Microsoft has shrugged off the threat from competitors Google and Apple in the education space, insisting focusing on students, not competition, is more important.
Back in April, analyst Forrester said a string of new Windows 10 updates for the education space was driven by Microsoft's desire to claw back customers in the schools space, after losing out to those who had their head turned by Google and its Chromebooks.
Speaking to CRN at Microsoft's Worldwide Partner Conference (WPC) in Toronto, Microsoft's vice president for worldwide education Anthony Salcito said this is not the case.
"We've got to get through what is typically what reporters will say is Chromebooks versus Windows," he said. "That's really not the issue. We're going to be the company who is standing first on how do we drive the right impact on students and outcomes. When I think about the competition facing us as a company, I don't think about Google, Apple or Chromebooks, I think about student graduation rates, employability rates, how to keep teachers in the profession, how do we drive the schools to maximise impact.

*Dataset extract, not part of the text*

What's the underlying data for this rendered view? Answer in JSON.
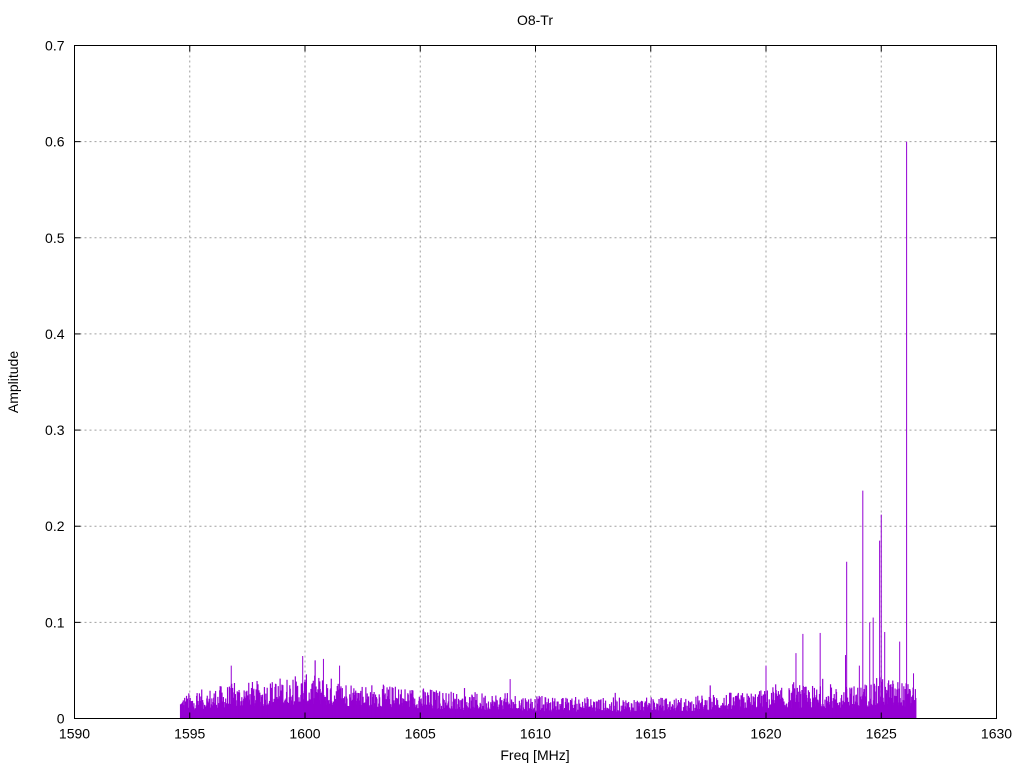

"That's what we're struggling with and the whole industry needs to struggle with it. One technology will come and be used, and we're thinking obviously about how to make Windows a great platform for schools, but we want to broaden our focus beyond the next device and think differently as a company. I will tell you that there is no company which is ahead of us in that space, or is thinking as deeply as us about how do we make an impact in classrooms."
"We've got to get through what is typically what reporters will say is Chromebooks versus Windows"
Brexit blues or Brexit boom?
The education space, like all areas in the public sector, often struggles with budget constraints and limited resources. In the UK, in the immediate aftermath of the decision to leave the EU, one analyst said the public sector will be hard hit by Brexit, with the education space affected severely.
Salcito said that economic turmoil, such as that brought about by Brexit, can be an opportunity for Microsoft and its partners to help save schools money. He stressed that this is the case across the world, and not exclusive to Brexit.
"I think there is an opportunity, frankly," he said. "Education has been budget constrained throughout its transition but there's an opportunity Microsoft can provide to help save money by improving efficiencies - there is a lot of waste on back-end processes. There are things we can do to streamline education and we continue to provide most core tools for students and teachers for free.
"We're thinking differently. The reality with situations like Brexit and global environments we're in now is getting students ready for the workplace which is changing, shifting and requires new skills. It's an area were very focused on. Deepening the readiness for students to become entrepreneurs and job creators is increasingly important for the UK and other countries as well.
"Increasingly as trade becomes more vital to success in the UK, as Brexit has defined, I think that creates an opportunity. That's true in every country."